Lello Murgese è un affermato comico del varietà, apprezzato e gratificato dalla costante affluenza che i suoi spettacoli sembrano generare. Prova della sua fama è la naturalezza con la quale la gente oramai associa il suo volto alla risata, pronta a ridere del suo cavallo di battaglia "Non me lo dire", così come di qualsiasi altro racconto che esca dalla sua bocca. Troppo rapito dal suo lavoro per accorgersi delle insofferenze della moglie Silvia (Mia Benedetta), il comico pugliese scoprirà di averla trascurata solo quando, di ritorno a casa, troverà un biglietto in cui sono elencate le ragioni per cui lei ha deciso, irrevocabilmente, di lasciarlo. Il duro colpo subito nella sfera emotiva lo farà traballare anche in campo lavorativo, che d'un tratto perderà ai suoi occhi tutto il suo appeal. Svuotato di energie e di senso, Lello si rivolgerà dunque a uno psicanalista sopra le righe che gli ‘imporrà' come cura, un tour sulle tracce dei suoi (fino ad allora ignorati) fan. Un percorso (fisico e mentale) che dovrebbe aiutarlo a ritrovare sé stesso e (forse) l'amore della moglie. Ma il viaggio nel folcloristico mondo dei ‘fans' pugliesi sarà tutt'altro che roseo. Tra ammiratori inviperiti e funerali imprevisti, Lello farà alla fine la conoscenza della bella Rossella (una poco convincente Aylin Prandi), una giovane ragazza determinata a fare spettacolo che metterà in discussione l'amore di Lello per Silvia ma contribuirà, infine, a fare chiarezza nella sua vita. Pur non brillando di originalità e succube di un sentimentalismo stereotipato incapace di affondare la penna oltre la superficie di una crisi d'identità risolta in maniera sempre troppo spiccia, Non me lo dire sfrutta il tema dell'artista in crisi per celebrare il viaggio all'interno di un essere pugliesi che sottende una semplicità esistenziale e un attaccamento a valori solidi (come il lavoro della terra) e a un principio di aggregazione (il folclorismo tipico di feste e funerali) che sono legati dalla voglia di sorridere. Infatti più che nella cornice narrativa (debole e troppo banale) Non me lo dire trova la sua marcia nell'affiatato trio di protagonisti e nel loro relazionarsi (rocambolescamente) con una comunità contadina ironicamente rappresentata dai propri paradossi.

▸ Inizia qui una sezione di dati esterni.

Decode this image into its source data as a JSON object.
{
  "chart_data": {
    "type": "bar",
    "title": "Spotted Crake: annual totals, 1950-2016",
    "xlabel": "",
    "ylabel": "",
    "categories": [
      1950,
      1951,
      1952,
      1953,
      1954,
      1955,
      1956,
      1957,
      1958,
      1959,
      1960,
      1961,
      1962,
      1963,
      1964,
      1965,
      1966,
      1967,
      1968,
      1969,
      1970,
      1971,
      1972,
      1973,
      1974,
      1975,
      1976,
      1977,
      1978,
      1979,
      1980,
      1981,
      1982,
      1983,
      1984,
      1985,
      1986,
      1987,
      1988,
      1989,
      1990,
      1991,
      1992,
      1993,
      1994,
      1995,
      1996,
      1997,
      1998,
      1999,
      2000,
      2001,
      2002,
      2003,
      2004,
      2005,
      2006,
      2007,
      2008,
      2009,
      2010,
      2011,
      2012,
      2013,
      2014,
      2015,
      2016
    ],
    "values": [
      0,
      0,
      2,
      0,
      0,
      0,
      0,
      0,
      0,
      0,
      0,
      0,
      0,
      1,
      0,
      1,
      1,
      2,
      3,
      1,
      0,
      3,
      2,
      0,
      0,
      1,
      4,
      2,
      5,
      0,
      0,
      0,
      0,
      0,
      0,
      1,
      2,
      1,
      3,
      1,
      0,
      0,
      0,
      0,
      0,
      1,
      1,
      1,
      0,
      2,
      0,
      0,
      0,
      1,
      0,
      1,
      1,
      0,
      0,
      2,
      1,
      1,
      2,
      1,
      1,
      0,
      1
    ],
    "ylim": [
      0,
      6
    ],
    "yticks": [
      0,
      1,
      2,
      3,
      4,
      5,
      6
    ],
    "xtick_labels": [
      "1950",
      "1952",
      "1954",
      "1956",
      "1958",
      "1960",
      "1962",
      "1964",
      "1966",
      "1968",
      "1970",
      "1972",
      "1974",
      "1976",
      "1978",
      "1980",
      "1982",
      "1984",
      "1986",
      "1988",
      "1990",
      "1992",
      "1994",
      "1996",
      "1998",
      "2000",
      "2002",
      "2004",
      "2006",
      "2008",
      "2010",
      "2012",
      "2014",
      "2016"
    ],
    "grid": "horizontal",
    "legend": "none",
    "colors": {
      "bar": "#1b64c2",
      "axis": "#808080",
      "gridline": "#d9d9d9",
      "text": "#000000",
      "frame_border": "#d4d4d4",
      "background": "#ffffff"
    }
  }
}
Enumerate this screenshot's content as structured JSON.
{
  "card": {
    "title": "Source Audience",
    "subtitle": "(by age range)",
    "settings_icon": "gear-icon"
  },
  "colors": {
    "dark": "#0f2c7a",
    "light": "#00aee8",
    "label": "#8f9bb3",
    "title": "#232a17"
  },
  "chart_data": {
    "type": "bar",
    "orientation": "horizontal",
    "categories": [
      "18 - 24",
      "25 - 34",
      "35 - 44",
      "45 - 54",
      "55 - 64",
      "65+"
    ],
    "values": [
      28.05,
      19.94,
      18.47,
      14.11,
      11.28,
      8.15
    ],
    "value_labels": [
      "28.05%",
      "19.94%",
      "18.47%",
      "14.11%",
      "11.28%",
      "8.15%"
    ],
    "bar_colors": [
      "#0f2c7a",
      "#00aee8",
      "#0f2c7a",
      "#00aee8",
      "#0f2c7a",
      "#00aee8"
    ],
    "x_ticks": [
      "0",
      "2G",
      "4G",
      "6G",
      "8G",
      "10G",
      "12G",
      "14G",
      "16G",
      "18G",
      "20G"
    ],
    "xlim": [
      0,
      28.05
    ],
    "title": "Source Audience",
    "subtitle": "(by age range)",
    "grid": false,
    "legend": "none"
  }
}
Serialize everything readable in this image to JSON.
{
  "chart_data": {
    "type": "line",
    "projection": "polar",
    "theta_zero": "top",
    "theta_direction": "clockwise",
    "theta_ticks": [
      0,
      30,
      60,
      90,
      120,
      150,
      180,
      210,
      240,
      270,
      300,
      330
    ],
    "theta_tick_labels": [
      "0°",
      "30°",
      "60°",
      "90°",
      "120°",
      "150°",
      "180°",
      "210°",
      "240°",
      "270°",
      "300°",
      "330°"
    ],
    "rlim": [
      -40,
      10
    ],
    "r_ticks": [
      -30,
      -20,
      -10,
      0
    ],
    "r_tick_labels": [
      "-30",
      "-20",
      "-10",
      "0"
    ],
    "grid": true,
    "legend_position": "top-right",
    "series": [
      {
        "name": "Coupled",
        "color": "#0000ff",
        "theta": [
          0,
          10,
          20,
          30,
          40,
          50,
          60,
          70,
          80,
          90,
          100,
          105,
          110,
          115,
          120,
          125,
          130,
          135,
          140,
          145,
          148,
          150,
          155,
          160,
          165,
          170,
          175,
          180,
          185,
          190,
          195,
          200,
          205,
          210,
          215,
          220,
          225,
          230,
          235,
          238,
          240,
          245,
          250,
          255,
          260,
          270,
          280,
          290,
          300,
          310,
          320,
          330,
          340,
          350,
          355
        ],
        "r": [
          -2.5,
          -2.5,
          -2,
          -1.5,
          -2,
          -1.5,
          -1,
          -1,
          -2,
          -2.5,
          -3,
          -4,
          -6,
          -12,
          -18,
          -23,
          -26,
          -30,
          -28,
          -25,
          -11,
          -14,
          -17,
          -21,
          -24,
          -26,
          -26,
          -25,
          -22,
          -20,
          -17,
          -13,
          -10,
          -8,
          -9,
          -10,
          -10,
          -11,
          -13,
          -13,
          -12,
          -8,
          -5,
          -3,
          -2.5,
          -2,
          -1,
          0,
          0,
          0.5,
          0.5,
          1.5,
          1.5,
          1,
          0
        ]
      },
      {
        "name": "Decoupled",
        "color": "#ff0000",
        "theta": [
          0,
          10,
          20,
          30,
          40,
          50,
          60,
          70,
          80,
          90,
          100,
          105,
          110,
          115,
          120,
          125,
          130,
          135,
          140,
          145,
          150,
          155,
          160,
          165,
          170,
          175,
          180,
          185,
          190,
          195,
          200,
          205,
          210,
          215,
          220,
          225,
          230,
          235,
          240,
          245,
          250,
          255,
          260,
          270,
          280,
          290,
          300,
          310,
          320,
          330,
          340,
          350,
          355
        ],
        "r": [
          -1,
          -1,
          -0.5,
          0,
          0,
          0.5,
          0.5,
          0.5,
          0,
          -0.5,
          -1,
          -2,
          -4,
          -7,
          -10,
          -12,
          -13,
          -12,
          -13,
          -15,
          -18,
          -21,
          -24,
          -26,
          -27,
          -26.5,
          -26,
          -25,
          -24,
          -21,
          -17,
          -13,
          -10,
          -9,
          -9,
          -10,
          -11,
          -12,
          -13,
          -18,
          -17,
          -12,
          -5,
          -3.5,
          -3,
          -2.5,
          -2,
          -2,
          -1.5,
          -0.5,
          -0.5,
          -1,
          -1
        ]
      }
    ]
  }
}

Non me lo dire Costruita sulla falsa riga delle commedie italiane di questi ultimi anni, Non me lo dire si distingue per l’uso mai sboccato del linguaggio e per la volontà di dipingere con meno approssimazione (riuscendovi solo in piccola parte) le peculiarità di un sud che da massa indistinta assume le caratteristiche più precise della campagna pugliese fatta di luci intense, distese di oliveti e contadini dalla parlata incomprensibile. E nonostante a conti fatti il lavoro di approfondimento non risulti comunque particolarmente riuscito, la commedia di Vito Cea sfila via leggera tra qualche risata e una fugace incursione nel temibile sentiero della riflessione.